Cumhurbaşkanı Erdoğan, Katar Üniversitesince kendisine verilen “Fahri Doktora” takdim töreninde yaptığı konuşmada Türkiye-Rusya ilişkilerine değinerek, “Türkiye, başından bu yana egemenliğine ve toprak bütünlüğüne yönelik tehditlere müsamaha gösteremeyeceği noktasında açık ve net olmuştur. Bizim bu hadiseyi tırmandırma amacımız kesinlikle bulunmamaktadır. Diplomasi ve diyalog kanallarının işletilerek, sağduyunun galip geleceğini umuyorum” dedi.

Resmî bir ziyaret gerçekleştirmek üzere Katar’da bulunan Cumhurbaşkanı Recep Tayyip Erdoğan, Katar Üniversitesi’nde, kendisine tevcih edilen fahri doktora unvanı için düzenlenen törene katıldı.

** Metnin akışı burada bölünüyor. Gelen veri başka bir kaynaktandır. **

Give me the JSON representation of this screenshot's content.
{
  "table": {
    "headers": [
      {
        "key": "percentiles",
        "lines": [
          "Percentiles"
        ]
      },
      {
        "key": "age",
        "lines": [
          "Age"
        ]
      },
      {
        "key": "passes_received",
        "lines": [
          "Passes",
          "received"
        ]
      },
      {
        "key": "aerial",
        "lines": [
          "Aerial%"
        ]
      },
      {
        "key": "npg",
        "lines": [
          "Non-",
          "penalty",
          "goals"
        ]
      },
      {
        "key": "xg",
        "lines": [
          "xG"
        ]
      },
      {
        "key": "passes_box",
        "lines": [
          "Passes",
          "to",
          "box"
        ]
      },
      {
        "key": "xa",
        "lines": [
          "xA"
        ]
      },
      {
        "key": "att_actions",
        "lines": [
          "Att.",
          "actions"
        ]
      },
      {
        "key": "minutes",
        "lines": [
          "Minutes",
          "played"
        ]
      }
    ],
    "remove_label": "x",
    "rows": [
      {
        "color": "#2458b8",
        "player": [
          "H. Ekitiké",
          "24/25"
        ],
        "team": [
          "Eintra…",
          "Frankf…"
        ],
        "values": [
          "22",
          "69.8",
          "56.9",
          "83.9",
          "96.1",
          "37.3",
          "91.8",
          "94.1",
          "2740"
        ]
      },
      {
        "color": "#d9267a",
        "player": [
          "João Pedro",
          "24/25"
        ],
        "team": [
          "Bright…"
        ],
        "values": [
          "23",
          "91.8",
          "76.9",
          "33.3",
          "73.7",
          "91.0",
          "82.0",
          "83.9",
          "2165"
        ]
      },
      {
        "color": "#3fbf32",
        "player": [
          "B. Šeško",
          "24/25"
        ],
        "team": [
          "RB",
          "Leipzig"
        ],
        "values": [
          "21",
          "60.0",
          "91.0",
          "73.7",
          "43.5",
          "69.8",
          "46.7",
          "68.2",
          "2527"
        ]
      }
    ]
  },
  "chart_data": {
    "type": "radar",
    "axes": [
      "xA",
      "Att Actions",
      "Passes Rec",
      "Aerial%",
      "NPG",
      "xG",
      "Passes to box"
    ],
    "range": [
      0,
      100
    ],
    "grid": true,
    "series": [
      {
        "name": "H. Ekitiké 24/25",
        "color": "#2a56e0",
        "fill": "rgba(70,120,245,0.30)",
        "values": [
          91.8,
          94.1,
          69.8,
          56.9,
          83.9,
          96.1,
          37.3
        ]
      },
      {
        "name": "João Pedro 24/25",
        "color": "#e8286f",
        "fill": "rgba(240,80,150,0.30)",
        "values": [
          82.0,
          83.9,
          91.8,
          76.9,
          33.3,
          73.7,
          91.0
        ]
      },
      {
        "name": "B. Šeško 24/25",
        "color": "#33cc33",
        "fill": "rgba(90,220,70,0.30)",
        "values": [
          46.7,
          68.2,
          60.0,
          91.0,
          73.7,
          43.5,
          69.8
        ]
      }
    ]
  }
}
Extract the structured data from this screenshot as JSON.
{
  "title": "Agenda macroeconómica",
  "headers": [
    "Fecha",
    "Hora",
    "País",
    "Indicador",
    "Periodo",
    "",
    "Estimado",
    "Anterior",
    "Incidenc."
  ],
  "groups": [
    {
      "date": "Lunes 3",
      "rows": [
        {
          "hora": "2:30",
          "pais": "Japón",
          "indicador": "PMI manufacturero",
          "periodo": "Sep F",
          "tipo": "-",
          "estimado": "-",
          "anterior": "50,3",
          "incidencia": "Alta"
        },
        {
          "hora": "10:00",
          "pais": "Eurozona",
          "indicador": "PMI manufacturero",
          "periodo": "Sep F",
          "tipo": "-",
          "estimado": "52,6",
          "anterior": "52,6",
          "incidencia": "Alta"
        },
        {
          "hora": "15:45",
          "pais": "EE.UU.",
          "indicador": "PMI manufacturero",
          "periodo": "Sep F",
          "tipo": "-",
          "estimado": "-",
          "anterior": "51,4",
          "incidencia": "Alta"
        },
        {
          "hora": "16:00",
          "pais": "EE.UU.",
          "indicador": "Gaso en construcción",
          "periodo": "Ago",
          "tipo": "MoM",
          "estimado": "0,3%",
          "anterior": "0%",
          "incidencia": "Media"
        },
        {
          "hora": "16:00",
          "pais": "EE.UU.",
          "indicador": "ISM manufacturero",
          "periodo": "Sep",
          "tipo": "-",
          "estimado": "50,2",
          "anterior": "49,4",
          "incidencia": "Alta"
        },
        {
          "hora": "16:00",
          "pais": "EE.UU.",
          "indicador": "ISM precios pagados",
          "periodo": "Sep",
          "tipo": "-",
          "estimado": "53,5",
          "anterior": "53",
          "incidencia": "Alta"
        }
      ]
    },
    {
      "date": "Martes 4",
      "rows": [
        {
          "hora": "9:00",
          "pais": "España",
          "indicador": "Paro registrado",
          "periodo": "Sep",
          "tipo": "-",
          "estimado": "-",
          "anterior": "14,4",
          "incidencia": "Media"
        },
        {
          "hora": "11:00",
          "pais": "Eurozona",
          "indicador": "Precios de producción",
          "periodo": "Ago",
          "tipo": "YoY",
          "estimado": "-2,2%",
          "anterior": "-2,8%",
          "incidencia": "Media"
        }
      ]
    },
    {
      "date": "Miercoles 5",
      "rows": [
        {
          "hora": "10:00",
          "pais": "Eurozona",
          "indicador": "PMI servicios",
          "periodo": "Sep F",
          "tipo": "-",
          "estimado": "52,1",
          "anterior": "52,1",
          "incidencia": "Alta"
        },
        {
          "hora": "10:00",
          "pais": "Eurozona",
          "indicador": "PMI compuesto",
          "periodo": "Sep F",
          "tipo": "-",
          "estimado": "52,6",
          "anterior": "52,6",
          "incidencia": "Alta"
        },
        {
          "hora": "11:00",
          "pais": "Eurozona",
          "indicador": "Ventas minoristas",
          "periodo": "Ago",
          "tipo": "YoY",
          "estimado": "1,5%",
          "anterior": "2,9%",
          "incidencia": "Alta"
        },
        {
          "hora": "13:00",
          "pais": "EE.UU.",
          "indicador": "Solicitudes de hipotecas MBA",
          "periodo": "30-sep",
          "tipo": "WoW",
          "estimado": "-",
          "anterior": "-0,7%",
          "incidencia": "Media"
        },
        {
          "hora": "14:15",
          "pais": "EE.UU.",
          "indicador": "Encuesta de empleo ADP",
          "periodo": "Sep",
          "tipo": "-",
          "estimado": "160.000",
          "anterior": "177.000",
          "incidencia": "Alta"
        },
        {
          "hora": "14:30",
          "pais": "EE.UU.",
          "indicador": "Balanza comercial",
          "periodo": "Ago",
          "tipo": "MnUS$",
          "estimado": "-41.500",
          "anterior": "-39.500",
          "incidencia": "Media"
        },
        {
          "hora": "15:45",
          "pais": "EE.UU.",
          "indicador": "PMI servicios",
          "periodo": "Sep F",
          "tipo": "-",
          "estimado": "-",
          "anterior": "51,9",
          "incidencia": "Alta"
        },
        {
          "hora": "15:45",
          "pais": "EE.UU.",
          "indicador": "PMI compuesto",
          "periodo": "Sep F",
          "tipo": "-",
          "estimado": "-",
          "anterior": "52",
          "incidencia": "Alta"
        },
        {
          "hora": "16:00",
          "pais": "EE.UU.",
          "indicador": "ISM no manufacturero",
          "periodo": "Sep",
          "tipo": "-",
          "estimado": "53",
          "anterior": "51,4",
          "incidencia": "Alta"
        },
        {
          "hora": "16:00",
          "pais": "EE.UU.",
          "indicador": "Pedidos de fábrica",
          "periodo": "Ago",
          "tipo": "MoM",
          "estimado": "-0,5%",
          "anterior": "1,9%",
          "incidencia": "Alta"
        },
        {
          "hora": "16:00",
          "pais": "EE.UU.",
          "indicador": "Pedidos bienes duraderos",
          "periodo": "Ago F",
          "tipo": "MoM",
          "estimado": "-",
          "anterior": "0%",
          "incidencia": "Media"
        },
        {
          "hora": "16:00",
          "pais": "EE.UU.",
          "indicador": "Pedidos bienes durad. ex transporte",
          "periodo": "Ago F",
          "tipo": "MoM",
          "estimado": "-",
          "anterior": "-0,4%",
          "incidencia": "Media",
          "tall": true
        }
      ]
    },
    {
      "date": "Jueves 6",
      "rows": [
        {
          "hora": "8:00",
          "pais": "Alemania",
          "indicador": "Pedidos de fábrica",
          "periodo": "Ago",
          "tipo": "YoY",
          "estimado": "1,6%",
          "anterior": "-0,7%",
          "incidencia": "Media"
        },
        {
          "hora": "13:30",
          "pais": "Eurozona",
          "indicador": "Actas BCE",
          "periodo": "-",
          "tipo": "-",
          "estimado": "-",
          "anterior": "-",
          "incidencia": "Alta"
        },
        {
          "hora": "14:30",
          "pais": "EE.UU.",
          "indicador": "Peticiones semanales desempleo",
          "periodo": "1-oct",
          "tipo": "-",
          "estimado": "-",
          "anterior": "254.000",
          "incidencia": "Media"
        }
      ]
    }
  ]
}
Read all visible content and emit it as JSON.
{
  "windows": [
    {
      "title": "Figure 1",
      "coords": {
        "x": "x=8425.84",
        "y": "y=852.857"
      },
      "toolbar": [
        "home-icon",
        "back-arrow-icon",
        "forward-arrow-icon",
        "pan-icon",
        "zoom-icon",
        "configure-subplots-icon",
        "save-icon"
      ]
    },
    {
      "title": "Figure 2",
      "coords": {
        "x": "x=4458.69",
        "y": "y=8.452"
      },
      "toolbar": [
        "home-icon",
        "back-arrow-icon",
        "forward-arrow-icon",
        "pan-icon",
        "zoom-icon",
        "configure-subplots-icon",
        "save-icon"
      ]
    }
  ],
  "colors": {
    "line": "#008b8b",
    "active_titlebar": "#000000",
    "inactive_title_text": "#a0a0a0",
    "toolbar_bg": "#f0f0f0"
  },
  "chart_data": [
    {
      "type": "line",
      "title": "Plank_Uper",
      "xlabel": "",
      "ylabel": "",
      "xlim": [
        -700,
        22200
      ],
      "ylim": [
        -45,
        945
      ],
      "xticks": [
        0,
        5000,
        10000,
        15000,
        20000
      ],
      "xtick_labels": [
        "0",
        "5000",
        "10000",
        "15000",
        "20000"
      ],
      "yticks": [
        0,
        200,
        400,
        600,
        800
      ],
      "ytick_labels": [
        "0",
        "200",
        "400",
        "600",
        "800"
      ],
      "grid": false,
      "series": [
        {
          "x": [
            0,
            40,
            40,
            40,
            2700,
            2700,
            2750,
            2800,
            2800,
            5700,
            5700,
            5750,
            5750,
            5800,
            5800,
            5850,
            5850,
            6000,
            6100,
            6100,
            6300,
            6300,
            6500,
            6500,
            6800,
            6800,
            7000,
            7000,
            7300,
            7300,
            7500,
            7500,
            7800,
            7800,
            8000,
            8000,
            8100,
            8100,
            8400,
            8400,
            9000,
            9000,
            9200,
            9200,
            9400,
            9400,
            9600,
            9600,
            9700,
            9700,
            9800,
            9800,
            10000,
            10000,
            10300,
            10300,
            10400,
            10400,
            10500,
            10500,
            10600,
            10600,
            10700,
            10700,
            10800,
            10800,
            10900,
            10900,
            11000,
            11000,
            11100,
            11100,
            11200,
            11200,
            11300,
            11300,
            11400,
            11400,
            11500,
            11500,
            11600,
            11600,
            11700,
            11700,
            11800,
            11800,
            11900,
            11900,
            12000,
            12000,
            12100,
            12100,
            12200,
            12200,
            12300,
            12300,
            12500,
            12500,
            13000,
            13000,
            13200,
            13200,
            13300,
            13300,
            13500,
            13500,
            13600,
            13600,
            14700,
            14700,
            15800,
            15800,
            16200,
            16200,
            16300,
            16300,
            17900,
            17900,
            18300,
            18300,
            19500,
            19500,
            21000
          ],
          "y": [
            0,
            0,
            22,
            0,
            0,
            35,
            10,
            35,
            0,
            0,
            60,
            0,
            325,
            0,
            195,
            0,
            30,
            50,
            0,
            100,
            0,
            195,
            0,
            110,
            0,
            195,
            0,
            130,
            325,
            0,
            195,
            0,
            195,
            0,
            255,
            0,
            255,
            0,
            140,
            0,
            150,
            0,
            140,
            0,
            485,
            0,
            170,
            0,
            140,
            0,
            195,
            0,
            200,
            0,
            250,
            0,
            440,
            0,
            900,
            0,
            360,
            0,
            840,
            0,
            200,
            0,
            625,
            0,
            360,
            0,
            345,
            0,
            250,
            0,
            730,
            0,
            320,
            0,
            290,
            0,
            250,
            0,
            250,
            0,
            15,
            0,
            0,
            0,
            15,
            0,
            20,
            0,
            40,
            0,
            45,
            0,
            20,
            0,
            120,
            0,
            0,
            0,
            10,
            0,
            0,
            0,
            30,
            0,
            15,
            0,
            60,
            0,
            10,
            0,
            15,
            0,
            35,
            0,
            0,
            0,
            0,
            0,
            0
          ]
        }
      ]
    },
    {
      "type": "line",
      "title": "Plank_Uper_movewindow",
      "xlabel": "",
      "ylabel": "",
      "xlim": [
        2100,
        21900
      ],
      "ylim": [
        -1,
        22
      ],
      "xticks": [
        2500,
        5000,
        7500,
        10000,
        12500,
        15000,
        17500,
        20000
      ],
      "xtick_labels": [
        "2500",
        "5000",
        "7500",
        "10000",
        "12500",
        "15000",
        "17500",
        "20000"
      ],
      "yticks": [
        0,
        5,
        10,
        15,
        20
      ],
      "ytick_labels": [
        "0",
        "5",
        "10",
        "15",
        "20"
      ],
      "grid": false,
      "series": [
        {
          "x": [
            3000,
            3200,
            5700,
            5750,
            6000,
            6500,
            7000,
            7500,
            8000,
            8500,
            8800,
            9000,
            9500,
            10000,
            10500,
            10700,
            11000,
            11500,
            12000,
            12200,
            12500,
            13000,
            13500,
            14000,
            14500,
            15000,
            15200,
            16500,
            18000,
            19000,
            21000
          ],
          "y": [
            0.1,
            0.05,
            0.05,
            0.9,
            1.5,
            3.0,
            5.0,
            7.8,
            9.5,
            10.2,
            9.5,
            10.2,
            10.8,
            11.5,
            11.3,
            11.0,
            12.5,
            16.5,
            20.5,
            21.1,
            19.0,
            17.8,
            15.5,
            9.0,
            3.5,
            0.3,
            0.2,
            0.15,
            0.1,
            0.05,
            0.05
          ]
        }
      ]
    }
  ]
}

“TÜRKİYE VE KATAR GÜCÜNÜ ORTAK TARİH VE KÜLTÜRDEN ALAN MÜKEMMEL İLİŞKİLERE SAHİPTİR”

Katar Üniversitesi’nde gerçekleşen, üniversite yöneticileri, öğretim üyeleri ve öğrencilerinin yanı sıra davetlilerin de katıldığı törende Cumhurbaşkanı Erdoğan bir konuşma yaptı. Konuşmasına, kendisine tevcih edilen fahri doktora unvanı için Katar Üniversitesi yönetimine ve ziyareti esnasında gösterdikleri misafirperverlik için Katar Emiri Şeyh Temim bin Hamad Âl Sani’ye teşekkür ederek başlayan Cumhurbaşkanı Erdoğan, Türkiye ve Katar’ın, gücünü ortak tarihlerinden kültürlerinden alan mükemmel ilişkilere sahip iki kardeş ülke olduğunu belirtti ve “Devletlerimiz ve halklarımız arasındaki ilişkilerin her geçen gün daha da gelişmesinden büyük memnuniyet duyuyorum” dedi.

Katar’ın istikrarını ve güvenliğini, Türkiye’ninkinden ayrı görmediklerini belirten ve Katar’ın siyasi, ekonomik, kültürel alanlarda bölgesinde öne çıkmasından Türkiye olarak iftihar ettiklerini ifade eden Cumhurbaşkanı Erdoğan, “Geleceğimiz olan siz gençlerin de katkısıyla, çok daha güzel yarınlara doğru yürüdüğümüze inanıyorum” diye konuştu.

“TÜRKÇEYLE BİRLİKTE ÜLKEMİZİN KÜLTÜRÜNÜ, TÜRKİYE’DE YAŞAYARAK ÖĞRENİN”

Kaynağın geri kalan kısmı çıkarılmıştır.